Mindfulness — it seems to be a buzzword these days. But what is it and what can it actually do for you? Sue Patton Thoele explores the changes that can happen in a person's life when they become more mindful and aware. She explains that everyone has the ability to practice mindfulness, they just need to know what the tools are and how to use them effectively. This book is geared toward women because Thoele believes that women are uniquely equipped to practice mindfulness due to their inherent sensitive nature and their ability to be observant of many different pieces of a situation all at once. And Thoele especially writes with busy women in mind as she's designed the practices in the book around "a core of small, doable steps".

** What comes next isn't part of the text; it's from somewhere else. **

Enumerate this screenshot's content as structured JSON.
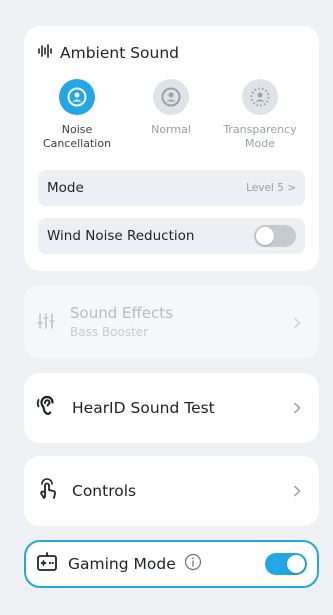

Thoele's book is divided into 3 sections. The first part of the book describes the basics of mindfulness: what it is, how it is practiced and why we should want to learn it in order to find calm and balance in life. This part goes into brief detail about the basic techniques that make up mindfulness and also dismisses the myths about what mindfulness is and is not. The second, and longest, section of the book is dedicated to a variety of mindfulness practices. These brief exercises begin with simple breathing exercises and walk the reader through various ways of practicing mindfulness through other techniques as well. Each exercise begins with a different intention that allows the reader to practice a variety of tasks such as quieting the mind, being comfortable in the current moment and teaching oneself to expect good in their life. The final portion of the book briefly touches on the positive outcomes of mindfulness. Thoele points out that while mindfulness effects each practitioner's life differently, it always effects their life in some way. "It corrects the mind's natural tendency toward dispersion, diffusion, and agitation, redeploying mental energy toward insight, clarity, and well-being".

It can be easy to dismiss Thoele's idea of mindfulness as just another fad, but the truth is, being mindful actually can help the practitioner learn to be calm and present both in daily life and in times of stress. Thoele's book is an excellent primer on mindfulness and allows the reader to learn at their own pace.